LAFAYETTE — The Vermilionville Living History Museum Foundation recently received a $30,000 grant from the National Endowment for the Arts for its program that places artists into classrooms to teach cultural traditions to students.
Vermilionville artisans and Acadiana Center for the Arts teaching artists share traditions, create hands-on art projects with students and help students with interviewing skills.
The program began last year with the support of a $25,000 NEA grant and in its second year will expand to include French immersion students.
“We are very excited to continue this program for a second year,” said Jolie Johnson, Vermilionville’s museum operations coordinator, in a news release.
“We gained valuable insights into classroom residencies and integration of the visual arts with folk arts,” she said. “It has been a fulfilling experience to see students value their heritage and learn more about our region’s cultures,” said Vermilionville’s museum operations coordinator Jolie Johnson in a news release.
Johnson added Vermilionville’s goal is for teachers to view the village as an extension of their classroom.

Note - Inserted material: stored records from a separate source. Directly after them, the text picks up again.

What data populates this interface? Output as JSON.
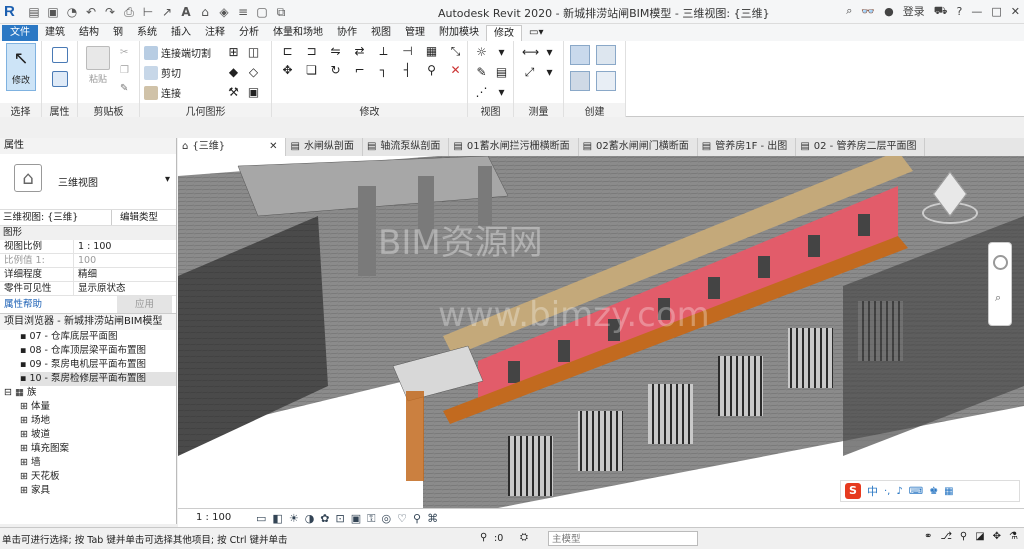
{
  "app": {
    "title": "Autodesk Revit 2020 - 新城排涝站闸BIM模型 - 三维视图: {三维}",
    "logo": "R",
    "user": "登录"
  },
  "ribbon_tabs": [
    "文件",
    "建筑",
    "结构",
    "钢",
    "系统",
    "插入",
    "注释",
    "分析",
    "体量和场地",
    "协作",
    "视图",
    "管理",
    "附加模块",
    "修改"
  ],
  "ribbon": {
    "select_label": "修改",
    "select_panel": "选择",
    "props_panel": "属性",
    "clipboard_paste": "粘贴",
    "clipboard_panel": "剪贴板",
    "geom_items": [
      "连接端切割",
      "剪切",
      "连接"
    ],
    "geom_panel": "几何图形",
    "modify_panel": "修改",
    "view_panel": "视图",
    "measure_panel": "测量",
    "create_panel": "创建"
  },
  "view_tabs": [
    "{三维}",
    "水闸纵剖面",
    "轴流泵纵剖面",
    "01蓄水闸拦污栅横断面",
    "02蓄水闸闸门横断面",
    "管养房1F - 出图",
    "02 - 管养房二层平面图"
  ],
  "properties": {
    "header": "属性",
    "type_name": "三维视图",
    "selector": "三维视图: {三维}",
    "edit_type": "编辑类型",
    "group": "图形",
    "rows": [
      {
        "k": "视图比例",
        "v": "1 : 100"
      },
      {
        "k": "比例值 1:",
        "v": "100"
      },
      {
        "k": "详细程度",
        "v": "精细"
      },
      {
        "k": "零件可见性",
        "v": "显示原状态"
      }
    ],
    "help": "属性帮助",
    "apply": "应用"
  },
  "browser": {
    "title": "项目浏览器 - 新城排涝站闸BIM模型",
    "items": [
      "07 - 仓库底层平面图",
      "08 - 仓库顶层梁平面布置图",
      "09 - 泵房电机层平面布置图",
      "10 - 泵房检修层平面布置图"
    ],
    "family_root": "族",
    "families": [
      "体量",
      "场地",
      "坡道",
      "填充图案",
      "墙",
      "天花板",
      "家具"
    ]
  },
  "watermark": {
    "cn": "BIM资源网",
    "url": "www.bimzy.com"
  },
  "view_control": {
    "scale": "1 : 100"
  },
  "status": {
    "hint": "单击可进行选择; 按 Tab 键并单击可选择其他项目; 按 Ctrl 键并单击",
    "model": "主模型",
    "zero": ":0"
  },
  "ime": {
    "lang": "中"
  },
  "colors": {
    "accent": "#2b78c4",
    "wall": "#e25c6a",
    "rail": "#c26a1f"
  }
}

As part of its local learning initiative, the village also offers a Teacher Institute in partnership with the Vermilionville Foundation. A free, two-day professional development workshop for teachers is planned July 28-29 at Vermilionville and is an opportunity for teachers to learn how to integrate folklife lessons into their curriculum.
The lessons are aligned with the Common Core State Standards. The workshop involves hands-on immersion experiences with folklorists, master teachers and local artists.
After the workshop, teachers will work in teams during the 2014-15 school year to help another implement lessons.
As part of the Teacher Institute, teachers receive a stipend, in-service credit, access to artists for classroom residences, multimedia resources, lesson plans and free admission to Vermilionville events.
Their students’ artwork also will be displayed in the village in May 2015.